I know one of that small British minority, who gained a lot from his time at Pret, a good employer which gives a lot of benefits in return for hard work and self-discipline. But he was lucky enough to go to one of our minority of old-fashioned schools.

Pret’s employment boss, Andrea Wareham, says the problem is not in selecting British staff, but in getting them to apply in the first place. How is it these jobs are filled with people from Barcelona, Warsaw or Sofia, but not by their equivalent­s from this country?

My theory is simple. Our continenta­l neighbours have not trashed their school systems as we have done. They have not subsidised family breakdown as we have done. They accept that sometimes you have to be told what to do, that you have to start at the bottom and that nobody owes you anything. And so their youngsters happily do what British school-leavers once did and do no longer in the age of the comprehens­ive school – they seek out hard, sweaty, exhausting, menial jobs.
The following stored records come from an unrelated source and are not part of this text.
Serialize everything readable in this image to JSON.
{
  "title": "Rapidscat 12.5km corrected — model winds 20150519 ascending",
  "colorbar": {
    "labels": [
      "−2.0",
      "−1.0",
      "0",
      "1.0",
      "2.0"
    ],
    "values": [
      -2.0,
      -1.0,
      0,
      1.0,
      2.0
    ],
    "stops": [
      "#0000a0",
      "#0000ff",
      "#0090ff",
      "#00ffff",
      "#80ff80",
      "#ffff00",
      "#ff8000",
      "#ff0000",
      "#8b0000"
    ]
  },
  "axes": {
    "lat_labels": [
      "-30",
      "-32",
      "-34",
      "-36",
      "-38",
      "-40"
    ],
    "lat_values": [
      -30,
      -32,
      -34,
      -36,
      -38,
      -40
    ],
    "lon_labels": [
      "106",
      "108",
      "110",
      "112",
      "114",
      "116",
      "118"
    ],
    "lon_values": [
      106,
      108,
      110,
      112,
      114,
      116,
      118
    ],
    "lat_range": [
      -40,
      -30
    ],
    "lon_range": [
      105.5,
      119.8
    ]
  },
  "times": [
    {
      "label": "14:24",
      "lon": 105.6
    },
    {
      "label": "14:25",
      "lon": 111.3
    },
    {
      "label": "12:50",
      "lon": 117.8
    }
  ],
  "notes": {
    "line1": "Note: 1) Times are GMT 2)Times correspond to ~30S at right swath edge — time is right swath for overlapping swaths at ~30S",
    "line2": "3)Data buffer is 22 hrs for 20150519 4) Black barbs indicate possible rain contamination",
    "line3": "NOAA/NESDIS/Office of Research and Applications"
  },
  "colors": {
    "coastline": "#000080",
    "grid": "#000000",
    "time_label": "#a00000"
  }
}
And they come out on the other side of them better and happier people.

Until our school system is producing leavers who want to work at Pret A Manger, and who Pret wants to employ, it won’t be any good. Meanwhile, Pret had better start thinking about recruiting pensioners if it wants to stay in business post-independen­ce. They all went to proper schools and know how to work, and with interest rates still near zero, most of them have to.